An "incorrect" assumption that fear and anxiety are mediated in the brain by a single "fear circuit" has stalled progress in developing better treatments for anxiety disorders, argue two leading experts. Designing future research based on a "two-system" framework holds promise for improving treatment outcomes, say Daniel Pine, M.D., a clinical researcher in the NIMH Emotion and Development Branch, and Joseph LeDoux, Ph.D., a basic scientist and NIMH grantee at New York University.
Pine, who conducts brain imaging studies of anxiety disorders in youth, and LeDoux, well-known for discovering circuitry underlying threat processing, offer their "conceptual reframing" September 9, 2016 in the American Journal of Psychiatry.
Neuroscience advances in understanding how the brain detects and responds to threat have failed to translate into significantly improved treatments because the field has been led astray by a simplistic notion of a "fear system," contend Pine and LeDoux. For example, hopes that medications that lessen rodents' stress reactivity might help people feel less fearful or anxious often haven't borne out.
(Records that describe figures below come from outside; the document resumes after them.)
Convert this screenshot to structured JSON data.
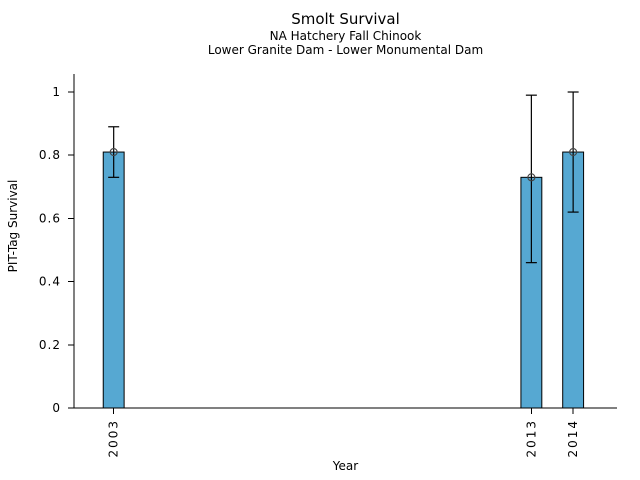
{
  "chart_data": {
    "type": "bar",
    "title": "Smolt Survival",
    "subtitle1": "NA Hatchery Fall Chinook",
    "subtitle2": "Lower Granite Dam - Lower Monumental Dam",
    "xlabel": "Year",
    "ylabel": "PIT-Tag Survival",
    "categories": [
      "2003",
      "2013",
      "2014"
    ],
    "x": [
      2003,
      2013,
      2014
    ],
    "values": [
      0.81,
      0.73,
      0.81
    ],
    "error_low": [
      0.73,
      0.46,
      0.62
    ],
    "error_high": [
      0.89,
      0.99,
      1.0
    ],
    "xlim": [
      2002.05,
      2015.05
    ],
    "ylim": [
      0,
      1.057
    ],
    "yticks": [
      0,
      0.2,
      0.4,
      0.6,
      0.8,
      1
    ],
    "ytick_labels": [
      "0",
      "0.2",
      "0.4",
      "0.6",
      "0.8",
      "1"
    ],
    "bar_width_x": 0.5,
    "bar_color": "#56a8d2",
    "bar_edge_color": "#000000",
    "error_color": "#000000",
    "marker": "open-circle",
    "marker_color": "#444444",
    "axis_color": "#000000",
    "grid": false
  }
}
Rather, the authors point to mounting evidence that such subjective feeling states are mediated via different circuitry than defensive behaviors. The former via higher order processing in the cortex – and the latter via the amygdala and related centers, mostly deeper in the brain.
For starters, Pine and LeDoux propose more precise use of terminology. Fear and anxiety describe conscious subjective feeling states; defensive reactions refer to rapidly-deployed behaviors or physiological responses. Fear denotes feelings associated with an imminent threat, anxiety feelings associated with an uncertain or more distant source of harm.
For example, the amygdala, often colloquially dubbed the brain's "fear center," in fact unconsciously detects and responds to imminent threats and contributes to fear only indirectly. States like fear and anxiety instead arise from areas of the cortex associated with higher order thinking processes and language in people, only some of which occur in other animals.
"If feelings of fear or anxiety are not products of circuits that control defensive behavior, studies of defensive behavior in animals will be of limited value in finding medications that can relieve feelings of fear and anxiety in people," observe the authors, who note that making such distinctions will help in the design of more realistic translational studies.
Meanwhile, the distinctions may also temper expectations for development of specific-acting anti-anxiety agents. "Existing medications are blunt tools," note Pine and LeDoux. If the experience of fear and anxiety is rooted in cortical changes in thinking, attention and memory, some "anxiolytic" effects might result from "general emotional blunting" or "impaired cognitive processing," they add.
Improving treatments will require a more exact understanding of how treatments work. With this knowledge and the two-systems perspective, existing treatments might be adapted to work better. Brain imaging biomarkers might help tailor treatments to target circuit dysfunctions of specific patients. For example, anxious patients showing altered activity profiles in cortex circuitry underlying working memory might receive psychotherapies that teach them how to regulate emotion through reappraisal or other thinking strategies.